Le livre de Lise Eliot à l'origine de ce dossier, "Cerveau rose, cerveau bleu" (!) avance au moins un argument très intéressant qui est le biais pour une étude de considérer comme résultat seulement une différence. Si le test ne permet de dégager aucune différence entre les sexes, c'est qu'il a échoué. Cela peut paraître pertinent mais peut-être pas au point d'annuler toutes les différences quand même et surtout contredit par le fait qu'elle prétend qu'elle n'a trouvé que 426 études (2,65%) établissant une différence entre sexes sur 16 089 articles (remarquez, c'est pas 16 090, ni 16 000). De même rejeter les études uniques non reproduites est de saine méthode mais quand on disqualifie ainsi des milliers d'études, ce n'est plus aussi innocent, cela devient un emballement de la critique. On ne sera pas étonné qu'il y ait un nombre incroyable d'études mal faites, voire bidonnées. C'est chose courante dans le médical comme dans la psychologie, mais cela ne suffit pas à tout réduire au conditionnement avec des explications aussi simplistes que celles des plus sexistes ou de ceux qui ramènent tout à la biologie et l'animalité.
Ce qui est intéressant surtout, cause de cet article, c'est le télescopage de ce numéro "négationniste" avec le titre d'un article de The Telegraph : "Les stéréotypes sexuels sont bien réels" qui donne peut-être la réponse, statistique, au caractère contradictoire de certaines études :
Les chercheurs ont utilisé une nouvelle méthode pour mesurer leur personnalité sur plus de 10 000 personnes des deux sexes. On a comparé les réponses des deux genres sexuels et on a remarqué de très grandes différences. Ces différences s'estompent si l'on compare trait par trait, séparément. Ce n'est pas le cas si l'on prend tout en compte. Les chercheurs pensent donc que ces différences ont été sous-estimées dans les anciennes études.
Le caractère statistique du biologique est fondamental, n'étant pas du tout de l'ordre de la norme sociale qui s'y superpose et la rigidifie en forçant le trait. Les différences entre les hommes et les femmes sont sûrement beaucoup plus hormonales que neurologiques mais elles sont incontestables à l'opposé de ce que prétend Sciences et Avenir, on ne nous fera pas prendre des vessies pour des lanternes. Au lieu du prétendu consensus sans réplique affiché par la revue, c'est presque tous les mois qu'il y a des études montrant ces différences plus ou moins subtiles (dans le développement du cerveau ou bien en fonction du cycle menstruel et des interactions sexuelles).

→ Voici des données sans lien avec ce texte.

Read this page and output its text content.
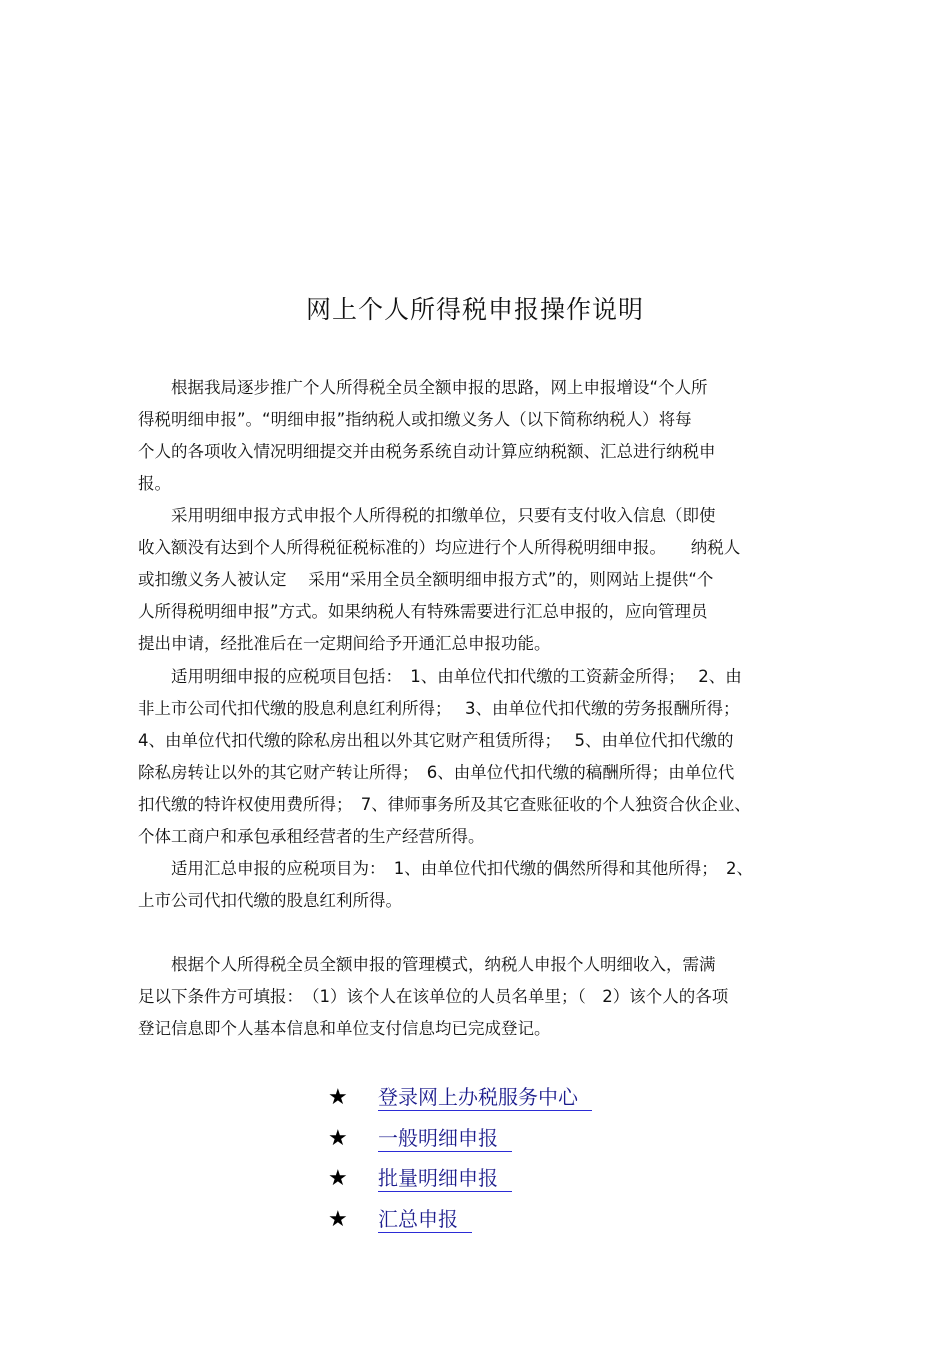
网上个人所得税申报操作说明
　　根据我局逐步推广个人所得税全员全额申报的思路，网上申报增设“个人所
得税明细申报”。“明细申报”指纳税人或扣缴义务人（以下简称纳税人）将每
个人的各项收入情况明细提交并由税务系统自动计算应纳税额、汇总进行纳税申
报。
　　采用明细申报方式申报个人所得税的扣缴单位，只要有支付收入信息（即使
收入额没有达到个人所得税征税标准的）均应进行个人所得税明细申报。　　纳税人
或扣缴义务人被认定　 采用“采用全员全额明细申报方式”的，则网站上提供“个
人所得税明细申报”方式。如果纳税人有特殊需要进行汇总申报的，应向管理员
提出申请，经批准后在一定期间给予开通汇总申报功能。
　　适用明细申报的应税项目包括：　1、由单位代扣代缴的工资薪金所得；　 2、由
非上市公司代扣代缴的股息利息红利所得；　 3、由单位代扣代缴的劳务报酬所得；
4、由单位代扣代缴的除私房出租以外其它财产租赁所得；　 5、由单位代扣代缴的
除私房转让以外的其它财产转让所得；　6、由单位代扣代缴的稿酬所得；由单位代
扣代缴的特许权使用费所得；　7、律师事务所及其它查账征收的个人独资合伙企业、
个体工商户和承包承租经营者的生产经营所得。
　　适用汇总申报的应税项目为：　1、由单位代扣代缴的偶然所得和其他所得；　2、
上市公司代扣代缴的股息红利所得。
　　根据个人所得税全员全额申报的管理模式，纳税人申报个人明细收入，需满
足以下条件方可填报：　（1）该个人在该单位的人员名单里；（　2）该个人的各项
登记信息即个人基本信息和单位支付信息均已完成登记。
★ 登录网上办税服务中心
★ 一般明细申报
★ 批量明细申报
★ 汇总申报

Il faut une bonne dose de dogmatisme pour n'y voir qu'endoctrinement ou habitus mais, ce qui est sûr, c'est qu'il n'y a aucun consensus, d'autres revues affirmant exactement le contraire. S'il faut se battre pour l'égalité homme femme, cela ne veut pas dire qu'il y aurait identité entre les sexes, le dimorphisme sexuel l'incarnant visiblement. Il ne peut y avoir d'égalité qu'en reconnaissant nos différences, qu'il ne faut pas surévaluer, sans confondre le biologique (probabiliste) et le normatif (stéréotypé), le fait et le droit.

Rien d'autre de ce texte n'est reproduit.